There is a place where leisure merges with work, but there is also a trend where leisure has been dissipated by communication technology. The differentiation between work and leisure is important. Work, when performed conscientiously and correctly, requires focused attention. This is the basis of mastery of any job, craft or art. Similarly, leisure should be a relaxation from the real stresses and vague anxieties of work.
The current manipulation of the economic system by corporations has devalued the work force in the U.S.. Work itself has been devalued as a result. Americans work more and actually achieve less personally in their work, which is more and more reliant on mechanization in favor of increasing profits for shareholders. Long commutes in automobiles have been mistaken by many as available leisure time. Driving a car on an overcrowded roadway at rush hour is not leisure. It is a chore.
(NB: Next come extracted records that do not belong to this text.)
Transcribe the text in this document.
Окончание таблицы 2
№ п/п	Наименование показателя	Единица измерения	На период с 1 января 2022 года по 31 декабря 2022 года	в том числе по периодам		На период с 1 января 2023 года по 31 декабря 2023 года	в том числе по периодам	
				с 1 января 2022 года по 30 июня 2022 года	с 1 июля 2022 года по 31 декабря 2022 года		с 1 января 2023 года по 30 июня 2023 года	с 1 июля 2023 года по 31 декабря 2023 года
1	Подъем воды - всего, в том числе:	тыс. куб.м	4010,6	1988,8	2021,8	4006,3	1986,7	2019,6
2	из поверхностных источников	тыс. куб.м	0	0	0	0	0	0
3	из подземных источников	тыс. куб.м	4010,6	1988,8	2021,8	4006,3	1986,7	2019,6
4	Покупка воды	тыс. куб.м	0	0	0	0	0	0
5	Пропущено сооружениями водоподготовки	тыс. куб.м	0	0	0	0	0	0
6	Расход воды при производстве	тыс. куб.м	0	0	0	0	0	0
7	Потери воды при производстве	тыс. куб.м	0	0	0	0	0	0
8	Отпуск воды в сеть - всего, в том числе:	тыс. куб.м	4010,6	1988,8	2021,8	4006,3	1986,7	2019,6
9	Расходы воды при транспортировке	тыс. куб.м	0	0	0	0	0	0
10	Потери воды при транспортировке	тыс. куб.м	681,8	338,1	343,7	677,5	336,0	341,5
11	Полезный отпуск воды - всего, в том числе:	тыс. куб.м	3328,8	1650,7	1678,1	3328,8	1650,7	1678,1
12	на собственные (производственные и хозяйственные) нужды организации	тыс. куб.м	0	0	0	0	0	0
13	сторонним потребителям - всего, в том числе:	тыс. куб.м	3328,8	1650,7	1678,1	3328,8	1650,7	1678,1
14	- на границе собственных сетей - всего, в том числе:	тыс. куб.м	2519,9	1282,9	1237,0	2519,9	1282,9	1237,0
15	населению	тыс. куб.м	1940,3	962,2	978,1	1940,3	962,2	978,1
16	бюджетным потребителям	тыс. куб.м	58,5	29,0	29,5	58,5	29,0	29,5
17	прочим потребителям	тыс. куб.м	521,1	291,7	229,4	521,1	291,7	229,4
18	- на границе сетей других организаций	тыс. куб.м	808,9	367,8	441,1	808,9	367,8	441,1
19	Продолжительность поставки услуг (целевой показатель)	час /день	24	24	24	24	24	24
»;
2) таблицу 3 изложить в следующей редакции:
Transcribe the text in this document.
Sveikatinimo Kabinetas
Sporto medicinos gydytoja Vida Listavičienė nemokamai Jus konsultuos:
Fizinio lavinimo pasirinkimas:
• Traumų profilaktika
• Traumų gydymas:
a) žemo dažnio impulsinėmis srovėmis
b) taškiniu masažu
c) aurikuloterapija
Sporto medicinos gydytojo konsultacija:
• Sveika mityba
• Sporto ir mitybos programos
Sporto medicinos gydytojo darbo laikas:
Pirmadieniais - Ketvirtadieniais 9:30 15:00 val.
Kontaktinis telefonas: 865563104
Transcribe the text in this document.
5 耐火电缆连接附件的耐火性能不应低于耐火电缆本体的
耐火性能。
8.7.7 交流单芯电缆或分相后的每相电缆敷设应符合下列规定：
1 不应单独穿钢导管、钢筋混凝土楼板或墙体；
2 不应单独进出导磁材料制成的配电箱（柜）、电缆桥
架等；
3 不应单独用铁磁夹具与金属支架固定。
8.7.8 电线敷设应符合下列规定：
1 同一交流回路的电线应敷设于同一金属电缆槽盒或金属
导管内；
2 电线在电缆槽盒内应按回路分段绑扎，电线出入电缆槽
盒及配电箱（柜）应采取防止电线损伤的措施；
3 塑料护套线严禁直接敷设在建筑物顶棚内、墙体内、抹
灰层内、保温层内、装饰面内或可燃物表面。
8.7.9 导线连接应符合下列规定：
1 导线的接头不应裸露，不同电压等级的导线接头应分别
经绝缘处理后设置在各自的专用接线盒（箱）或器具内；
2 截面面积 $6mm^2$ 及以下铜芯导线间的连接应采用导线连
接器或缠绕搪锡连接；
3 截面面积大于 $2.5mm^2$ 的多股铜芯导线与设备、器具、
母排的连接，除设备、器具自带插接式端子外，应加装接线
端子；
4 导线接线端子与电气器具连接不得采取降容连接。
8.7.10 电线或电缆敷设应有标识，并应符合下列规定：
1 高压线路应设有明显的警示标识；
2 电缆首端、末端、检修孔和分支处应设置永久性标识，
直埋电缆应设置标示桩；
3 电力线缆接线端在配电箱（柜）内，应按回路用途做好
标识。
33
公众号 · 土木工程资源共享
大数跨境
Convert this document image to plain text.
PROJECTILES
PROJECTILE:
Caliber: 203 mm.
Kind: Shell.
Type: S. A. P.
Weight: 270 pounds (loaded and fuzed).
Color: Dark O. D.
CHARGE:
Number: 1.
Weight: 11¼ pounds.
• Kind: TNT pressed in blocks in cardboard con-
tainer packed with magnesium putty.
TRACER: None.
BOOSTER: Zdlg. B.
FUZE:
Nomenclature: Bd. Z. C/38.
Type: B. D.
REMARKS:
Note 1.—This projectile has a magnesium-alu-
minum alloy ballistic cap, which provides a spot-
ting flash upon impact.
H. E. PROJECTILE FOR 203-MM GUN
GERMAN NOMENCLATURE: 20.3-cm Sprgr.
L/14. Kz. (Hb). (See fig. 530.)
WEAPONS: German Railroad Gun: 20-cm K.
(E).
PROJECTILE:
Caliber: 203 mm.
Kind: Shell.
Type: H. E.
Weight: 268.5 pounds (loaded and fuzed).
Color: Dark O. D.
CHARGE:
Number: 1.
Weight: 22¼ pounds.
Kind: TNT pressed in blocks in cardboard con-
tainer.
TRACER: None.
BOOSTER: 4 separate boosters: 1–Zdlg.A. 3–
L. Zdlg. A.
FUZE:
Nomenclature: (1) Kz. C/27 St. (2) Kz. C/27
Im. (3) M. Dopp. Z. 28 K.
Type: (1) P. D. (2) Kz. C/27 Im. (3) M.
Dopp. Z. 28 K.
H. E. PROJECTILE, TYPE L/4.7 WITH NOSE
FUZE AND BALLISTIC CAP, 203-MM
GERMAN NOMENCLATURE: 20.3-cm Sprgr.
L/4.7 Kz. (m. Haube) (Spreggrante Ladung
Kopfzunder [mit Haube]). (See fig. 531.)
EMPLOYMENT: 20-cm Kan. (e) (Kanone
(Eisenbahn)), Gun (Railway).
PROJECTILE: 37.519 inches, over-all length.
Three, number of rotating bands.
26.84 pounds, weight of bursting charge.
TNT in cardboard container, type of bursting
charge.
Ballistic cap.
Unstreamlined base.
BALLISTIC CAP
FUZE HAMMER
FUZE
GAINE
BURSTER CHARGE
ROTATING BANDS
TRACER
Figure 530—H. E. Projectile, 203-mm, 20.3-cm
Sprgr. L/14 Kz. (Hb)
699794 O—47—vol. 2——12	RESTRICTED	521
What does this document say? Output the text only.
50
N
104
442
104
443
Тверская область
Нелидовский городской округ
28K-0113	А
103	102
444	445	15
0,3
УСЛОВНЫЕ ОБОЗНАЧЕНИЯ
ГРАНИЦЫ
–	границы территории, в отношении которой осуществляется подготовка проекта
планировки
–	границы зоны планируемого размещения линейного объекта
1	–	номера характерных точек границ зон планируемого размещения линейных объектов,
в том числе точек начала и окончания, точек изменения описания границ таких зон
The surrendering of labor rights and benefits by the American worker in exchange for false promises and a perverted concept of entrepreneurship has corroded the balance between leisure and work, which characterized the prosperous and more egalitarian era of the 1950s and 1960s. Lower population in that period, combined with smooth new federally provided roadways, enabled the humblest Americans to travel comfortably by car all across the nation on regular vacations. Camping was available everywhere in a landscape uncluttered by strip malls and over-development. Touching Nature was a regular option in affordable mountain cabins and seaside cottages.
As too many humans compete for too few resources on an environmentally degraded planet, life will increasingly become work without leisure. The illusion of leisure provided by visual technologies, such as TV and Web, is a poor substitute for regular vacations and affordable travel. Travel itself has become more like work than leisure. Learning to carve out time for leisure will become one of the challenges of personal practice. My daily walk, without cell phone or specific destination, is a form of restorative leisure I have developed in my own practice.
'All work and no play makes Jack a dull boy.' This is an old saying from my youth. The increasing flattening of our culture reflects the corrosion of restorative leisure in favor of work which demands no mastery.